India is committed to taking hard and difficult decisions in the long-term interest of the economy. Addressing Japanese investors in Tokyo, Prime Minister Manmohan Singh today, however, assured Japanese industry that the long-awaited Goods and Services Tax (GST) regime facing hurdles from states will be in place in an appropriate type by 2014. Dr.Singh told leading business honchos at the Keidanren, the premier chamber of commerce and industry, that the present bilateral trade of 18 billion US Dollars does no justice to the enormous potential that exists between the two countries.

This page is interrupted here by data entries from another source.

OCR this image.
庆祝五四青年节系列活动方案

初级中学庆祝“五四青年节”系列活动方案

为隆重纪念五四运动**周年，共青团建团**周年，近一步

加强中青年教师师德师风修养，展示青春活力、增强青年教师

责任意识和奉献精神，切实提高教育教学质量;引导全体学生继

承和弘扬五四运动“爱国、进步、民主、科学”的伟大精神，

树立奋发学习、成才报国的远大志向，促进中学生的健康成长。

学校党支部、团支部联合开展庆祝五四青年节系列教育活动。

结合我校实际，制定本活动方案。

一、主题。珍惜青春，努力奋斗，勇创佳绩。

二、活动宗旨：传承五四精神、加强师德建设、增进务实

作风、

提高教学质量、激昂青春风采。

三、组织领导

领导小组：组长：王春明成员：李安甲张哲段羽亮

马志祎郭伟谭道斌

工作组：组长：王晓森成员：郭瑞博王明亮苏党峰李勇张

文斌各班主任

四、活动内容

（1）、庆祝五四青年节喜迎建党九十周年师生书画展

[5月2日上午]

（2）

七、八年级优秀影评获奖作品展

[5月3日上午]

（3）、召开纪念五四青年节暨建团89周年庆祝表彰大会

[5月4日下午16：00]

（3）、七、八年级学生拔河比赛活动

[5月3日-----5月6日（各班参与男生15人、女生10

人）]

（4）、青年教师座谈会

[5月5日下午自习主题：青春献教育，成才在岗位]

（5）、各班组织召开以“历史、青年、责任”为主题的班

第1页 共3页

The Prime Minister faced some searching questions from Japanese industry which sought improvement in tax regimes, further easing of priority sector lending rules to expand financial services and allowing the opening of foreign bank branches in metropolitan cities.

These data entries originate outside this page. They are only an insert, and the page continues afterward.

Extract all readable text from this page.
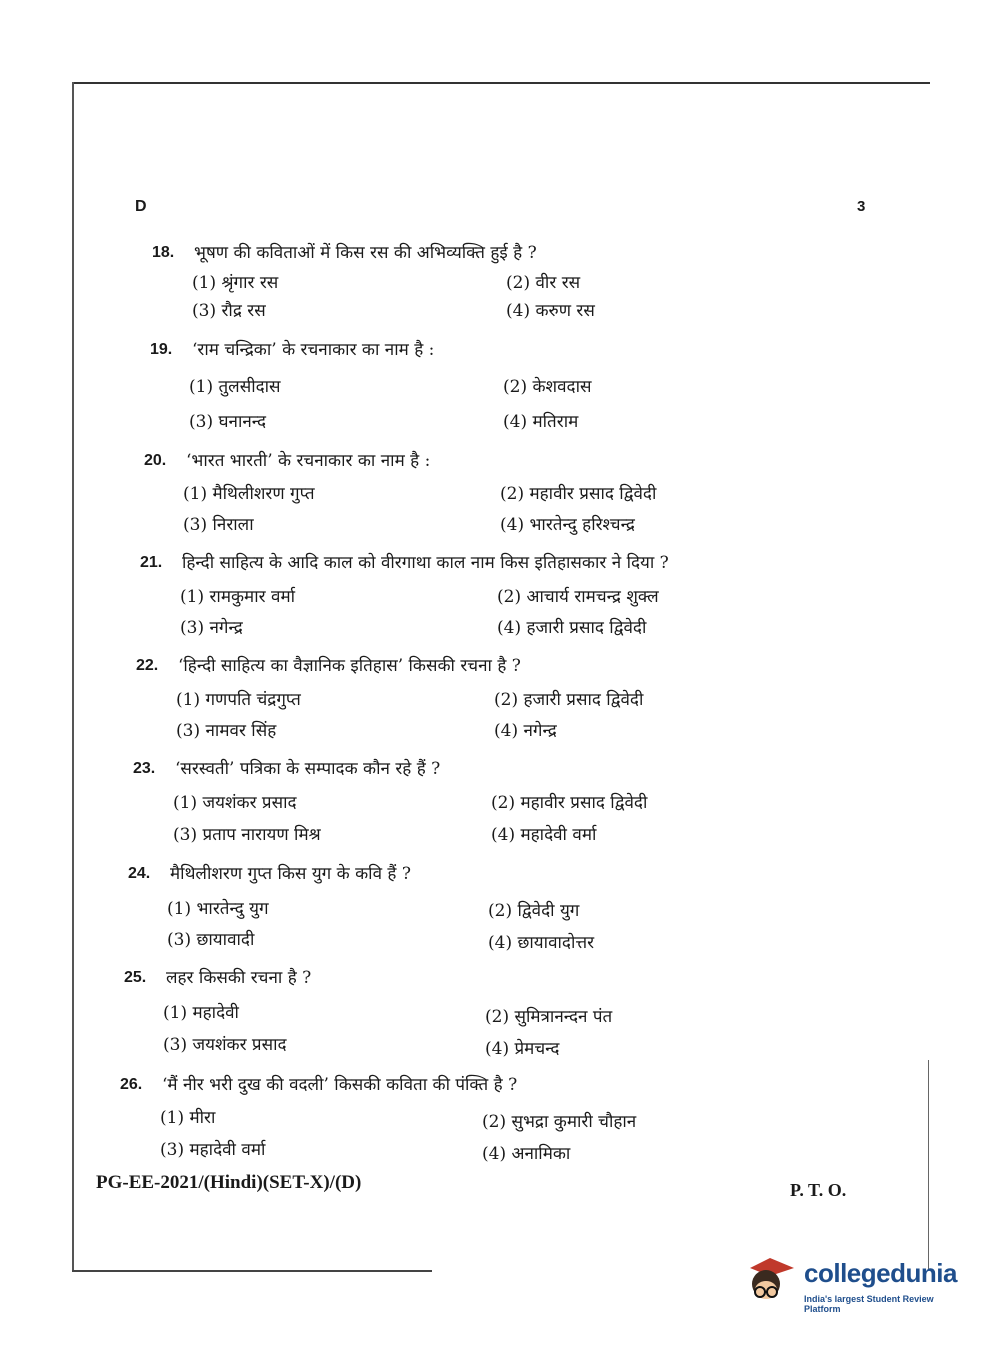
D	3
18. भूषण की कविताओं में किस रस की अभिव्यक्ति हुई है ?
(1) श्रृंगार रस	(2) वीर रस
(3) रौद्र रस	(4) करुण रस
19. ‘राम चन्द्रिका’ के रचनाकार का नाम है :
(1) तुलसीदास	(2) केशवदास
(3) घनानन्द	(4) मतिराम
20. ‘भारत भारती’ के रचनाकार का नाम है :
(1) मैथिलीशरण गुप्त	(2) महावीर प्रसाद द्विवेदी
(3) निराला	(4) भारतेन्दु हरिश्चन्द्र
21. हिन्दी साहित्य के आदि काल को वीरगाथा काल नाम किस इतिहासकार ने दिया ?
(1) रामकुमार वर्मा	(2) आचार्य रामचन्द्र शुक्ल
(3) नगेन्द्र	(4) हजारी प्रसाद द्विवेदी
22. ‘हिन्दी साहित्य का वैज्ञानिक इतिहास’ किसकी रचना है ?
(1) गणपति चंद्रगुप्त	(2) हजारी प्रसाद द्विवेदी
(3) नामवर सिंह	(4) नगेन्द्र
23. ‘सरस्वती’ पत्रिका के सम्पादक कौन रहे हैं ?
(1) जयशंकर प्रसाद	(2) महावीर प्रसाद द्विवेदी
(3) प्रताप नारायण मिश्र	(4) महादेवी वर्मा
24. मैथिलीशरण गुप्त किस युग के कवि हैं ?
(1) भारतेन्दु युग	(2) द्विवेदी युग
(3) छायावादी	(4) छायावादोत्तर
25. लहर किसकी रचना है ?
(1) महादेवी	(2) सुमित्रानन्दन पंत
(3) जयशंकर प्रसाद	(4) प्रेमचन्द
26. ‘मैं नीर भरी दुख की वदली’ किसकी कविता की पंक्ति है ?
(1) मीरा	(2) सुभद्रा कुमारी चौहान
(3) महादेवी वर्मा	(4) अनामिका
PG-EE-2021/(Hindi)(SET-X)/(D)	P. T. O.
collegedunia
India's largest Student Review Platform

The Prime Minister said, as a result of a number of steps to revive the Indian economy, the Government expects the growth rate in the current fiscal (2013-14) to be much better than in the previous year, hopefully around six per cent or so.

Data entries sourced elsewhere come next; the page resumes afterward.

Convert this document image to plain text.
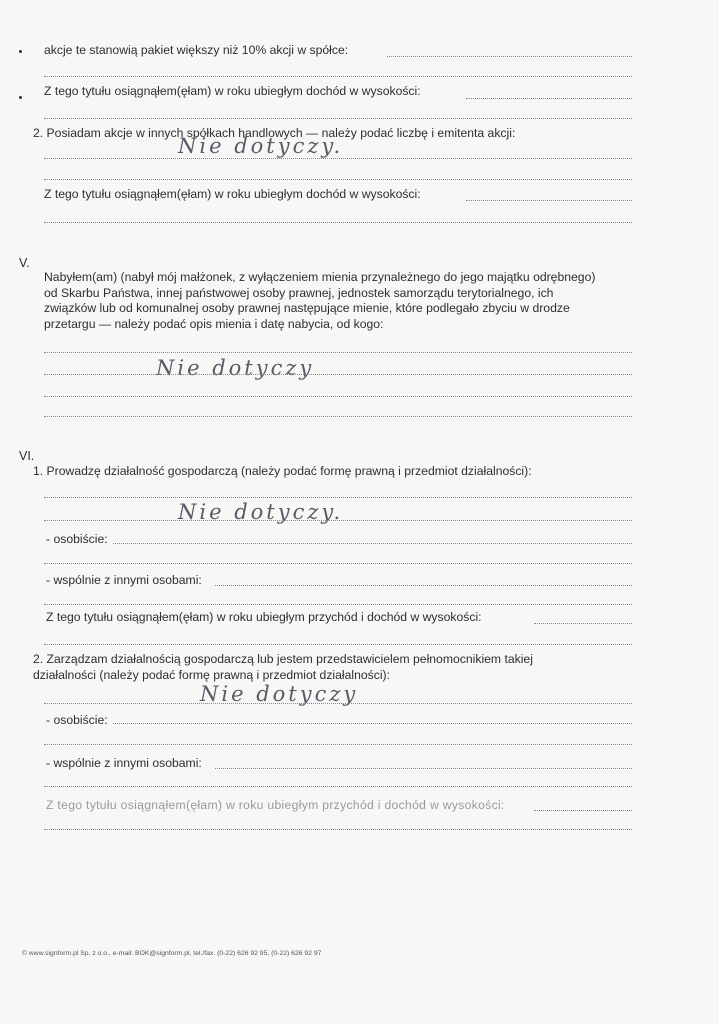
akcje te stanowią pakiet większy niż 10% akcji w spółce:
Z tego tytułu osiągnąłem(ęłam) w roku ubiegłym dochód w wysokości:
2. Posiadam akcje w innych spółkach handlowych — należy podać liczbę i emitenta akcji:
Nie dotyczy.
Z tego tytułu osiągnąłem(ęłam) w roku ubiegłym dochód w wysokości:
V.
Nabyłem(am) (nabył mój małżonek, z wyłączeniem mienia przynależnego do jego majątku odrębnego) od Skarbu Państwa, innej państwowej osoby prawnej, jednostek samorządu terytorialnego, ich związków lub od komunalnej osoby prawnej następujące mienie, które podlegało zbyciu w drodze przetargu — należy podać opis mienia i datę nabycia, od kogo:
Nie dotyczy
VI.
1. Prowadzę działalność gospodarczą (należy podać formę prawną i przedmiot działalności):
Nie dotyczy.
- osobiście:
- wspólnie z innymi osobami:
Z tego tytułu osiągnąłem(ęłam) w roku ubiegłym przychód i dochód w wysokości:
2. Zarządzam działalnością gospodarczą lub jestem przedstawicielem pełnomocnikiem takiej działalności (należy podać formę prawną i przedmiot działalności):
Nie dotyczy
- osobiście:
- wspólnie z innymi osobami:
Z tego tytułu osiągnąłem(ęłam) w roku ubiegłym przychód i dochód w wysokości:
© www.signform.pl Sp. z o.o., e-mail: BOK@signform.pl, tel./fax. (0-22) 626 92 95, (0-22) 626 92 97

He exuded confidence that the country will do even better in 2014-15.
The chairman of Keidanren, Hiromasa Yonekura, said Japanese investors are very keen to promote private-public partnership but were facing hurdles because of the complicated tax regimes in India, drawing an assurance from Dr.Singh that his government was determined to overcome these hurdles to enable the country return to the growth path of eight per cent.
On easing norms for Priority Sector Lendings (PSL), the economist Prime Minister said it was a tough technical question which was the preserve of the Finance Ministry and the RBI and then went on to add in a lighter vein, the
higher we go, the less you know about lower levels. Dr.Singh said while it will be easier for foreign banks to adjust to PSL norms, his government would evolve transitional methods to provide a hospitable climate for Japanese
industry and ensure its larger presence in the country.
Describing Japan as a major player in the modernization of Indian industry in the period after economic reforms, he noted that the Maruti-Suzuki partnership has become a household name in India.
Dr.Singh, who arrived in Tokyo yesterday on a three-day visit,said lack of quality infrastructure was the single biggest obstacle to achieving high levels of competitiveness in India.
He said government has targeted an investment of around one trillion USD in infrastructure over the 12th plan period, with half of it coming from the private sector and public-private partnership.He expected Japanese business to pick up a large share of the investment opportunities that India offers.